NEW YORK — In the run-up to President Barack Obama’s controversial nuclear deal with Iran, the U.S. military under the Obama administration reportedly used American spy satellites to monitor Israel Defense Force actions out of concern that the Jewish state would strike Iran’s nuclear program.
The detail was contained in an extensive New York Times Magazine story titled “The Secret History of the Push to Strike Iran.” The story says it is based on accounts with “dozens of current and former American, Israeli and European officials,” including many top American and Israeli officials cited on the record.
The piece documents the fractured relationship between Israel and the Obama administration on a host of issues, especially disagreements over the emerging nuclear talks with Iran. The Israeli government was initially kept in the dark about the early talks that eventually became the Joint Comprehensive Plan of Action (JCPOA), the deal that President Trump would later withdraw from.
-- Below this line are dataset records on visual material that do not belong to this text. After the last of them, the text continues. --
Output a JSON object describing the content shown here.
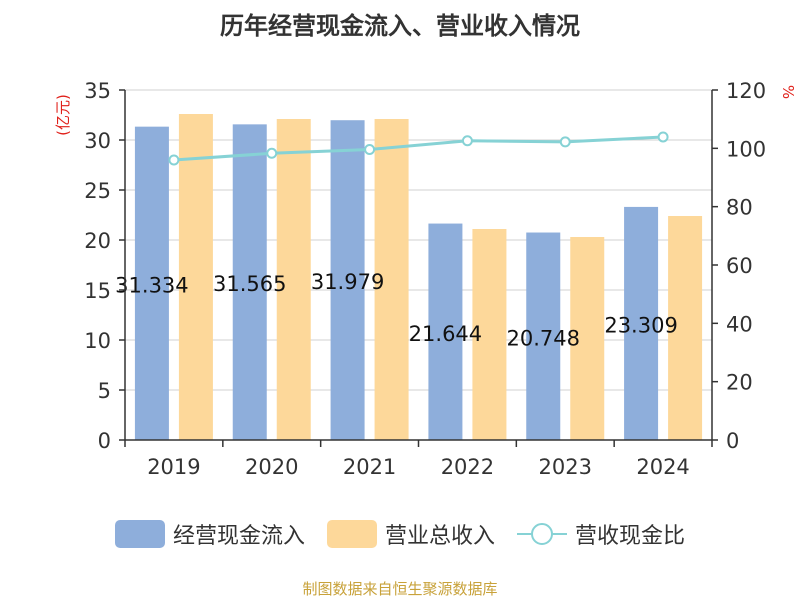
{
  "chart_data": {
    "type": "bar",
    "title": "历年经营现金流入、营业收入情况",
    "categories": [
      "2019",
      "2020",
      "2021",
      "2022",
      "2023",
      "2024"
    ],
    "left_axis": {
      "label": "(亿元)",
      "ylim": [
        0,
        35
      ],
      "ticks": [
        0,
        5,
        10,
        15,
        20,
        25,
        30,
        35
      ]
    },
    "right_axis": {
      "label": "%",
      "ylim": [
        0,
        120
      ],
      "ticks": [
        0,
        20,
        40,
        60,
        80,
        100,
        120
      ]
    },
    "series": [
      {
        "name": "经营现金流入",
        "type": "bar",
        "axis": "left",
        "color": "#8eaedb",
        "values": [
          31.334,
          31.565,
          31.979,
          21.644,
          20.748,
          23.309
        ],
        "data_labels": [
          "31.334",
          "31.565",
          "31.979",
          "21.644",
          "20.748",
          "23.309"
        ]
      },
      {
        "name": "营业总收入",
        "type": "bar",
        "axis": "left",
        "color": "#fdd89a",
        "values": [
          32.6,
          32.1,
          32.1,
          21.1,
          20.3,
          22.4
        ]
      },
      {
        "name": "营收现金比",
        "type": "line",
        "axis": "right",
        "color": "#86d2d5",
        "values": [
          96.0,
          98.3,
          99.6,
          102.6,
          102.2,
          103.9
        ]
      }
    ],
    "grid": true,
    "legend_position": "bottom"
  },
  "source": "制图数据来自恒生聚源数据库"
}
The Times reported that Obama saw the JCPOA as the “centerpiece of his foreign-policy legacy.” For Prime Minister Benjamin Netanyahu, however, the newspaper reported that the deal would, according to The Times’ characterization, “be the ultimate betrayal — Israel’s closest ally negotiating behind its back with its most bitter enemy.”
The newspaper reported that in the lead up to the talks, the Obama administration spied on Israeli military movements near Iran.
The Times reported:
Obama took the possibility of a sudden Israeli strike seriously. American spy satellites watched Israeli drones take off from bases in Azerbaijan and fly south over the Iranian border — taking extensive pictures of Iran’s nuclear sites and probing whether Iranian air defenses spotted the intrusion. American military leaders made guesses about whether the Israelis might choose a time of the month when the light was higher or lower, or a time of the year when sandstorms occur more or less regularly. Military planners ran war games to forecast how Tehran might respond to an Israeli strike and how America should respond in return: Would Iran assume that any attack had been blessed by the United States and hit American military forces in the Middle East? The results were dismal: The Israeli strikes dealt only minor setbacks to Iran’s nuclear program, and the United States was enmeshed in yet another war in the Middle East.
This is not the Obama administration’s only alleged surveillance actions concerning the nuclear deal. Another action reportedly spied on American citizens.
In 2015, The Wall Street Journal cited current and former U.S. officials at the time divulging that U.S. surveillance programs captured communications between members of Congress and Israeli leaders, providing intelligence information about Israeli efforts to lobby against the JCPOA.
According to officials cited in the report, the Obama-era National Security Agency zeroed in on targeting Netanyahu himself and those around him.
The Journal further reported that the surveillance “also swept up the contents of some of their private conversations with U.S. lawmakers and American-Jewish groups.”
There is a larger theme of the Obama administration utilizing spy agencies for controversial purposes. As part of the questionable Russia collusion probe, former Obama-era national security adviser Susan Rice reportedly unmasked senior members of Trump’s presidential campaign.